Donjon 9: Tränen und Nebel

Dass inzwischen wieder regelmäßig neue »Donjon«-Comics von Joann Sfar, Lewis Trondheim und deren vielen kreativen Mitstreitenden erscheinen, ist ausgesprochen erfreulich. Der europäischen Szene des grafischen und fantastischen Erzählens hat ohne »Donjon« einfach etwas gefehlt. Auch, weil die Comics immer richtige Fantasy-Wundertüten sind, man nie weiß, was einen in einem Band erwartet.

Das Cover des Comic-Albums »Donjon 9: Tränen und Nebel« aus dem Reprodukt-Verlag
Sfar, Trondheim, Bulet:
Donjon 9: Tränen und Nebel
Reprodukt, 2023

Mehr Hintegründe und Fakten zu »Donjon« habe ich vor einigen Jahren mal in einem Artikel für den Tagesspiegel zur Rückkehr der Reihe (mit einem Prequel) zusammengefasst, kann man kostenlos online nachlesen.

Das neueste im Berliner Reprodukt-Verlag auf Deutsch erschienene Comic-Album der »Donjon«-Hauptserie von den Autoren Sfar und Trondheim sowie Zeichner Boulet heißt »Tränen und Nebel«. Hinter dem tollen Cover, das ich mir übrigens auch sofort in XXL hier in der Endres’schen Prosaproduktionsanlage aufhängen würde, wartet eine starke, überraschende, und beizeiten ziemlich krasse Fantasy-Geschichte.

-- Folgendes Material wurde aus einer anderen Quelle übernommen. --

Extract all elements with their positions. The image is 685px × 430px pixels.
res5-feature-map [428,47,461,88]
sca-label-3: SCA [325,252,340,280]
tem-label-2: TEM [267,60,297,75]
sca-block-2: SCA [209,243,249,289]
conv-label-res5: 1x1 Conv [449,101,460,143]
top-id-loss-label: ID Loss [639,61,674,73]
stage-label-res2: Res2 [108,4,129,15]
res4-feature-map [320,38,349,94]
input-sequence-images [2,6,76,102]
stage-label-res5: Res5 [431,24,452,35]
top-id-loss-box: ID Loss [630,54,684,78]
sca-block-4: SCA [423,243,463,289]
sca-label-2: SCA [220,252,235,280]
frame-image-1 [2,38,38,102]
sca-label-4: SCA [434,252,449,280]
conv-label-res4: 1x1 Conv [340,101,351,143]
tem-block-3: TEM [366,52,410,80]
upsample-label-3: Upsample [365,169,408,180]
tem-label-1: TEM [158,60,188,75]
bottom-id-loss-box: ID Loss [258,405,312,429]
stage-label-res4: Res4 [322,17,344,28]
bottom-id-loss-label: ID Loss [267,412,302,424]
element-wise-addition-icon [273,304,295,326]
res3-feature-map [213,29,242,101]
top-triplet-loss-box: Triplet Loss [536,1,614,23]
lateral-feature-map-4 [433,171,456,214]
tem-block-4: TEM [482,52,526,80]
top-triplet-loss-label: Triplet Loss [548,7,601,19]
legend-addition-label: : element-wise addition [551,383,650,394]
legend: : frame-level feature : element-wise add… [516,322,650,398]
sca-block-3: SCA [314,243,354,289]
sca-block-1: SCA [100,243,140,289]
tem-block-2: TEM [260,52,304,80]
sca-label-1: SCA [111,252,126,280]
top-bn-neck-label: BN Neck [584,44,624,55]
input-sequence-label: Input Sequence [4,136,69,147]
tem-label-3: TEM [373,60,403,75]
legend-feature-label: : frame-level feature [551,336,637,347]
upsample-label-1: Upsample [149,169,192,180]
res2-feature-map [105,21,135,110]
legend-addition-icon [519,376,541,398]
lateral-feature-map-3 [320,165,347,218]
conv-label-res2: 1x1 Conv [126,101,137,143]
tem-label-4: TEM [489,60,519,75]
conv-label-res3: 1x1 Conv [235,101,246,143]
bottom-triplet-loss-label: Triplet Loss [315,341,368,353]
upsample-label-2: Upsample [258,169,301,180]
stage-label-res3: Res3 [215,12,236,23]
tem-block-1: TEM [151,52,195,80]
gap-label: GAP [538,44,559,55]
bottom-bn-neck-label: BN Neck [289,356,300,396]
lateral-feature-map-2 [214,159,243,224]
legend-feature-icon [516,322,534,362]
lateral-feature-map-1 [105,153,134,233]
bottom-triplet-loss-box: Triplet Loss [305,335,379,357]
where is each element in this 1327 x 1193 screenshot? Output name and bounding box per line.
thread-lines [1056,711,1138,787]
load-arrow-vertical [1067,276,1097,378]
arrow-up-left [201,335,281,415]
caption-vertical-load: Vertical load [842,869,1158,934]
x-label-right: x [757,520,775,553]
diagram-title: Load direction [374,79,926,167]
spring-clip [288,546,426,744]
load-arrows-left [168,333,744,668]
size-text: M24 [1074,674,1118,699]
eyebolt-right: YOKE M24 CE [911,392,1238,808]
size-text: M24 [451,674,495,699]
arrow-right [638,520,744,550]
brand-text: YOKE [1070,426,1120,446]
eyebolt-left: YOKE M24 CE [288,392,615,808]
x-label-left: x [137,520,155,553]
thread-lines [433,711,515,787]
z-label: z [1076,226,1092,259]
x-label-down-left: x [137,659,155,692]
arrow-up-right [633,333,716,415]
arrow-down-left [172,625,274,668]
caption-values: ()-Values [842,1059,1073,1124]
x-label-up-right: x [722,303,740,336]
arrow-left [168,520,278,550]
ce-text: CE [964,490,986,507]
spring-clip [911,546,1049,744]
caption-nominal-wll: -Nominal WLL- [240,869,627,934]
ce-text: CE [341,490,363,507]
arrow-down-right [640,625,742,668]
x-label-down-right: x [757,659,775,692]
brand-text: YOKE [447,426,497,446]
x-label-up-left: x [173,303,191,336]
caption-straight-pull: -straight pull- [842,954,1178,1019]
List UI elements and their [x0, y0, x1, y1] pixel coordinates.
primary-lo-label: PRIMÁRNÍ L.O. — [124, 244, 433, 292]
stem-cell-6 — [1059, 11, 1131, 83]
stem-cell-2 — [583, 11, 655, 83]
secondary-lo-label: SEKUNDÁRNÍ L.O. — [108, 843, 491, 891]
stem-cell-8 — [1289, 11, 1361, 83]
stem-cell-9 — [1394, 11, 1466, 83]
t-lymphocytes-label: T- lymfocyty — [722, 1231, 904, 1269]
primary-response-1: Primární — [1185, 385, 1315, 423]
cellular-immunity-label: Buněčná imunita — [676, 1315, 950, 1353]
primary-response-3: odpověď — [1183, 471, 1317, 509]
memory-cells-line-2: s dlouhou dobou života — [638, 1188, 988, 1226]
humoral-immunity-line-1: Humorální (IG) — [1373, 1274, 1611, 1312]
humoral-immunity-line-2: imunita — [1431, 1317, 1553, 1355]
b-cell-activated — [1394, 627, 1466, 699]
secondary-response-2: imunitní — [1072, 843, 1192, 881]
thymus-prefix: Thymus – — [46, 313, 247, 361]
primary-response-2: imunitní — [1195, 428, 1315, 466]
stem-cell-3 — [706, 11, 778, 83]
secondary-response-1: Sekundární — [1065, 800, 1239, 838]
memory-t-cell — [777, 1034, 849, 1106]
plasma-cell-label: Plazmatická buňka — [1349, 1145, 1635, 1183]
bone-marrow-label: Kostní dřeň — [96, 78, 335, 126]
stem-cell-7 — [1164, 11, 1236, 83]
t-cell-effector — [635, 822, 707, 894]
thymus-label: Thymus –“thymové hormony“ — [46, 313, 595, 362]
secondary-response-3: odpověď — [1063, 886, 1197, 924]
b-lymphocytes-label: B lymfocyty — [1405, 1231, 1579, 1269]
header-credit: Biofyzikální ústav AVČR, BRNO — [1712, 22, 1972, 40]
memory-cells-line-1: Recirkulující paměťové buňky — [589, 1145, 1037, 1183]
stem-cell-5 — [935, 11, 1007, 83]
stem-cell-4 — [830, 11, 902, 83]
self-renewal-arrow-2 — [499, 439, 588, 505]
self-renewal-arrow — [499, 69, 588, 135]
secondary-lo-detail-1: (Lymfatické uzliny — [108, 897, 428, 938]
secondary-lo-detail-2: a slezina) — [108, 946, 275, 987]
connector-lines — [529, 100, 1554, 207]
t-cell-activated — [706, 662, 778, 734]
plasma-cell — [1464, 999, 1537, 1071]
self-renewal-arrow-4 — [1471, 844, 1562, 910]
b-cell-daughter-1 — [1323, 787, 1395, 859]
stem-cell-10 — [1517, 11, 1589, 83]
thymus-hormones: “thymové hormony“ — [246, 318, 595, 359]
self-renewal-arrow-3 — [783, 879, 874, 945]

Helden-Erpel Herbert und Katzen-Kriegerin Isis bekommen Nachwuchs, und ihre kulturellen Unterschiede (und ihre demzufolge sehr unterschiedlichen Vorstellungen davon, wie man ein Kind erziehen oder aufs raue Leben vorbereiten sollte) sorgen für Spannungen, Drama, und sogar eine Menge Leid.

In der Folge ist dieser satirische, witzige, 48 Seiten knackige Fantasy-Comic aus Frankreich nicht nur überraschender als viele andere Genre-Werke – er geht auch wesentlich weiter, und präsentiert sich dabei deutlich drastischer (und blutrünstiger). Einige Wendungen sieht man selbst als eingefleischter »Donjon«-Fan oder Genre-Crack echt nicht kommen, obwohl man es bei Sfar und Trondheim und dem Donjon eigentlich besser wissen müsste …

Die Lektüre bereitet (wie immer) großes Vergnügen, wenn man schon einiges an »Donjon«-Comics intus hat, funktioniert aber auch (wie gewohnt) relativ gut, sollte es der Erstkontakt mit diesem aus parodistischem Kalkül so ausufernd wirkendem Comic-Universum sein, das im Übrigen wesentlich zugänglicher ist, als seine verrückte Nummerierung einen glauben lassen möchte.